How do different infrastructure networks influence one another following a natural hazard event?

 

04/04/2018

By Liam Wotherspoon


We rely on infrastructure networks every day. They provide us with essential services like electricity and water as well as transportation and waste collection. We are reliant on infrastructure networks to function as a society, and these networks are reliant on each other too. Following a natural hazard event this interdependency becomes even more critical. It is important to understand what essential services will be available after an event, and to do this we need to investigate how infrastructure networks influence one another.

 

Map-based representation of a selection of national infrastructure networks in New Zealand and their link to regional population density in the bottom map
Map-based representation of a selection of national infrastructure networks in New Zealand and their link to regional population density in the bottom map

 

The National Interdependent Infrastructure Model

Through collaboration between the Resilience to Nature’s Challenges and University of Oxford members of the Infrastructure Transitions Research Consortium, a model has been developed to characterise and quantify how network disruption spreads, both within each network and across into other networks.

The model quantifies the direct disruptions and the indirect disruptions due to dependencies and interdependencies across infrastructure networks. Direct disruptions are those resulting from damage within a network. Indirect disruptions to one network caused by damage to another network are a result of dependencies. Indirect disruptions where two different networks affect one another are a result of interdependencies. This model has been used to assess the potential spread of disruption for different hazard scenarios, along with identifying locations across the country that are most vulnerable to disruption.

 

Example of damage to potable water pipes due to movement and damage of the bridge structure following the Kaikōura earthquake. Original freshwater pipelines have failed and been replaced with temporary pipes (in black)
Example of damage to potable water pipes due to movement and damage of the bridge structure following the Kaikōura earthquake. Original freshwater pipelines have failed and been replaced with temporary pipes (in black)

What is an example of infrastructure dependency?

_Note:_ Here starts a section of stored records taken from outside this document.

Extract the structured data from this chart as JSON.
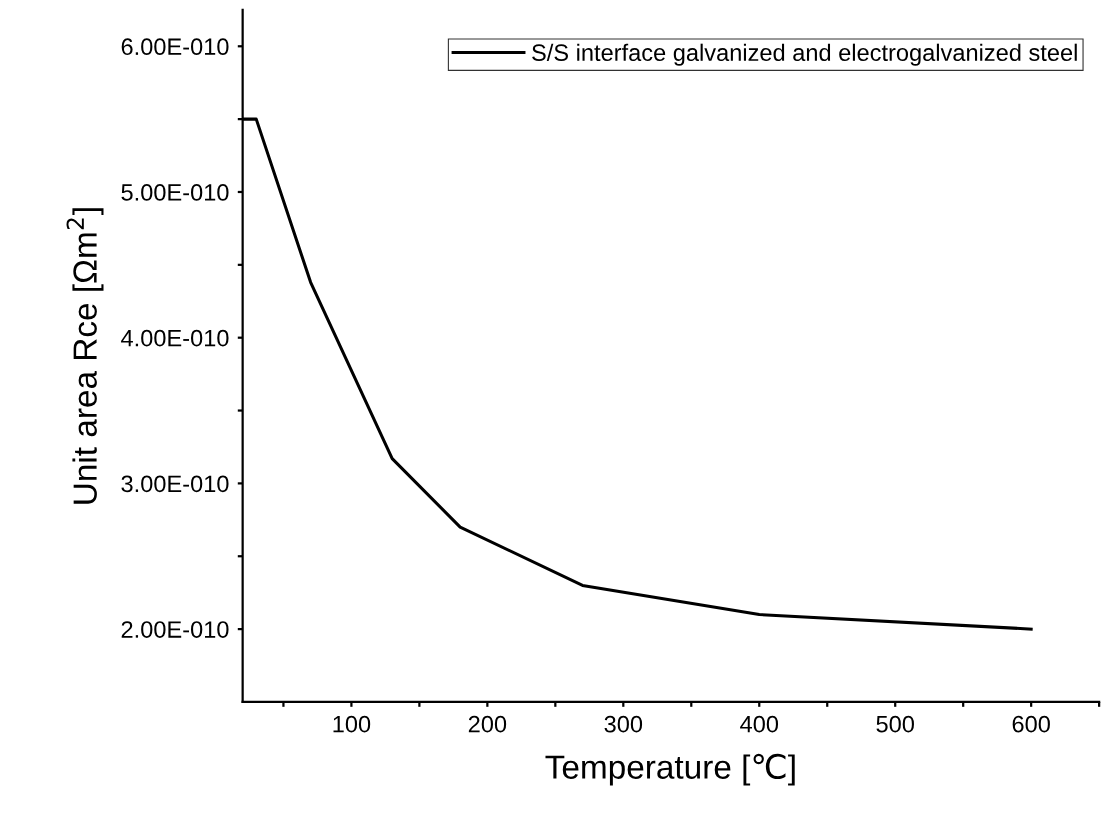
{
  "chart_data": {
    "type": "line",
    "xlabel": "Temperature [℃]",
    "ylabel": "Unit area Rce [Ωm$^{2}$]",
    "x": [
      20,
      30,
      70,
      130,
      180,
      270,
      400,
      600
    ],
    "series": [
      {
        "name": "S/S interface galvanized and electrogalvanized steel",
        "color": "#000000",
        "values": [
          5.5e-10,
          5.5e-10,
          4.38e-10,
          3.17e-10,
          2.7e-10,
          2.3e-10,
          2.1e-10,
          2e-10
        ]
      }
    ],
    "xlim": [
      20,
      650
    ],
    "xticks": [
      {
        "value": 50,
        "label": null
      },
      100,
      {
        "value": 150,
        "label": null
      },
      200,
      {
        "value": 250,
        "label": null
      },
      300,
      {
        "value": 350,
        "label": null
      },
      400,
      {
        "value": 450,
        "label": null
      },
      500,
      {
        "value": 550,
        "label": null
      },
      600,
      {
        "value": 650,
        "label": null
      }
    ],
    "ylim": [
      1.5e-10,
      6.25e-10
    ],
    "yticks": [
      {
        "value": 2e-10,
        "label": "2.00E-010"
      },
      {
        "value": 2.5e-10,
        "label": null
      },
      {
        "value": 3e-10,
        "label": "3.00E-010"
      },
      {
        "value": 3.5e-10,
        "label": null
      },
      {
        "value": 4e-10,
        "label": "4.00E-010"
      },
      {
        "value": 4.5e-10,
        "label": null
      },
      {
        "value": 5e-10,
        "label": "5.00E-010"
      },
      {
        "value": 5.5e-10,
        "label": null
      },
      {
        "value": 6e-10,
        "label": "6.00E-010"
      }
    ],
    "grid": false,
    "legend": "top right",
    "marker": "none",
    "line_style": "solid"
  }
}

If there is damage to the electricity network at a certain point, all areas beyond this point would lose mains power – this is the direct disruption. If there is a pump station for the water supply network within the area where power has been lost, the pump can no longer function unless there is a backup power supply – this represents an example of indirect disruptions caused by the dependence of the water supply network on electricity. With the pump station affected, all areas that depend on it for supplying water will be affected.

Why is this important?

Infrastructure networks are increasingly reliant on each other and are becoming more interconnected, especially with changes in technology. Recent natural hazard events have highlighted the importance of infrastructure networks for response and recovery, and the importance of dependencies across different networks. However, dependencies are often not modelled due to their number and complexity, or simplified approaches are taken. The National Interdependent Infrastructure Model has enabled the quantification of both direct and indirect disruption across New Zealand due to natural hazard events. By quantifying these effects, the influence of pre-event investment and post-event decision making across these networks can be better assessed.

 

Failure of powerpole in the Kaikōura earthquake and subsequent damage to a telecommunications cabinet
Failure of powerpole in the Kaikōura earthquake and subsequent damage to a telecommunications cabinet

What next?

The model is a fundamental project from which other work can be linked. This will provide an improved understanding of individual networks and components of these networks, and in turn enable future improvements to the National Interdependent Infrastructure Model. We are developing approaches to assess the detailed functionality of networks, such as the power flow within electricity networks. These approaches are scalable, so regional or city scale models can be developed and linked back to the national model.